This commentary,* whatever its worth, will, I promise, at least be honest, and to that extent a bit confessional. So I begin by meditating on why I felt a small knot in my stomach when I heard you expected to hear a craft talk. I’ve spoken, if anything, too much in public. Why, then, this fit of nerves, however slight?

Well, yes, I’ve talked my share about the literary life, but have tended to shy away from that word “craft.”  My unease, it occurs to me, may be derived from a time when I was your age or younger, when my college offered no writing courses.  Like most old-style academics, my professors preferred their poets dead; they’d have scoffed at communal discussion of the poet’s craft. Despite the career path I chose, which often leads me exactly to such conversation, maybe I still carry a trace of their attitudes. Indeed, how could I not, however much I’ve repressed or rejected that disposition?

In any case, I was never versed in the patois I associate with that word craft, and am hardly more at home with it even now. I could speak a lot more authoritatively on managing a New England woodlot or on how to train pointing dogs or what goes into editing a literary journal. I have lived for poetry, yes, but not exclusively.

I don’t for a moment brag about all this. It would be absurd to bash the very creative writing courses I’ve taught for so long, and with such pleasure. As a teacher, I don’t think I did any harm in the class room, for all that I don’t speak MFA very well. I also have eclectic tastes, more or less equally valuing, say, the best of Anthony Hecht and of Allen Ginsberg. In light of such latitude in my reader’s personality, as instructor I prefer to look at student poems in what I construe to be their own imaginative terms, not mine. I have no brighter approach to pedagogy than this: let me see your poem; perhaps I can help you to get out of your own way, allowing the poem to be what it  wants to be.  On which more later.
Given this mix of strength and undeniable weakness that I bring to the table, I’m necessarily a little skeptical about certain craft discussions I’ve read or heard, too often presenting the speaker’s own practices as the correct ones, trivializing or attacking others. I hope not to do the same. The world would be the better for a little more humility than one notices in most quarters, literary and otherwise.
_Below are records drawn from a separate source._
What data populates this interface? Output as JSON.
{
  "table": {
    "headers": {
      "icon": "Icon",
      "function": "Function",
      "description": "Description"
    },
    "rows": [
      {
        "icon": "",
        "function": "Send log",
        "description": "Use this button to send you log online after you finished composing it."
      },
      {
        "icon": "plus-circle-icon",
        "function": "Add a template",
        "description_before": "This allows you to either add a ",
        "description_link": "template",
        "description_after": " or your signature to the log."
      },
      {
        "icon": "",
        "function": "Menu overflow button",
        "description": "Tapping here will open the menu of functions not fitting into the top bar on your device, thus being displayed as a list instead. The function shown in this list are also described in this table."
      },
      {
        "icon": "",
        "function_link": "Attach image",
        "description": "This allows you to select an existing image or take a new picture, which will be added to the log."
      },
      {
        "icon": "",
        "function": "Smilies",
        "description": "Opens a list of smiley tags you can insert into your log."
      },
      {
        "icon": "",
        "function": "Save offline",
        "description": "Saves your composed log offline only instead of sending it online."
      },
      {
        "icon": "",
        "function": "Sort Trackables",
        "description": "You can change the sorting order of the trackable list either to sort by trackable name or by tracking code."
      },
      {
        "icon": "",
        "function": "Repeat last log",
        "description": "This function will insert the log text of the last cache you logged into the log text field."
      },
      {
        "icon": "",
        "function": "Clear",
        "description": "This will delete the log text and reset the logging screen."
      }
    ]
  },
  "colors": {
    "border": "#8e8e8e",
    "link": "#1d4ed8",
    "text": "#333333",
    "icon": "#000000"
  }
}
In brief, I’m suspicious of talks or essays or books that say, fundamentally, Here’s How You Do It.  Forty years ago, nervous as a cat about teaching my first creative writing course, I sought help from a volume called How to Write Fiction or something to that effect. Oddly, I was not distracted by the fact that the author’s own fiction had never been much published: at least I for one had never heard of any at that time, as I haven’t since.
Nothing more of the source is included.